After Kris and I had bought the supplies, the next stage was to assemble a mock up of paper using either the markers and/or the paper as collage. We delegated a full day to the activity (October 17, 2013). Kris made the mock up and I assisted. Observing her work through visual issues and materials, I felt like a medical student watching a skilled surgeon, me being safely removed from the field of action! On occasion I handed her an implement, like a trainee nurse! It was fascinating to watch her process of hands on thinking through trial and error of the paper folding and cutting, the size and placement of the flaps and the process of creating suitable images for small children to colour in and draw around the theme of snow play. I was intrigued by her sophisticated sense of flaps as layering. Unlike the early flap books I have been studying, both printed and homemade, she used the flaps in a secondary way. She began with using the flaps as transformative devices meeting over the mid section of an object or animal or person. But in addition she added another layer of visual interaction and play by using the full extent of the strip so that when all the flaps were lifted a landscape or panorama emerged.

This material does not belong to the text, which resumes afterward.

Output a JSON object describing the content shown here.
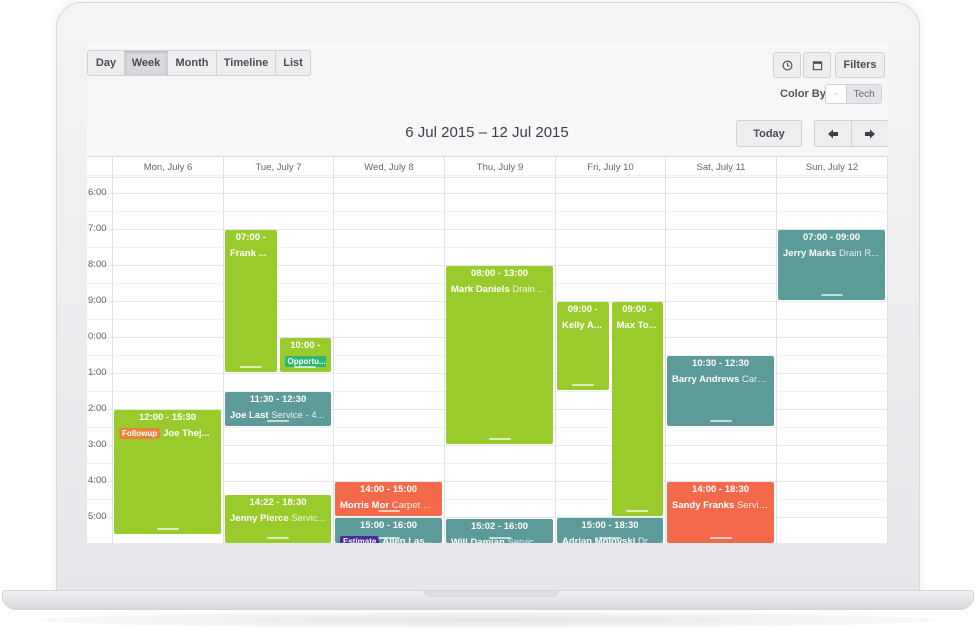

I realized she had created a new type of flap book, combining the individual flaps with the later panorama (which I believe did not become a small paper object until the end of the 18th century: http://www.dickbalzer.com/Panoramas_Dioramas.298.0.html.) The samples I have seen, when all opened, become a strip that tells a narrative in an episodic fashion. She created a party scene created by double transformations. This panorama effect is highlighted by the image used on the flyer that my research assistant Laura created.
As a footnote, on November 15 we received the blessed news that we received the grant!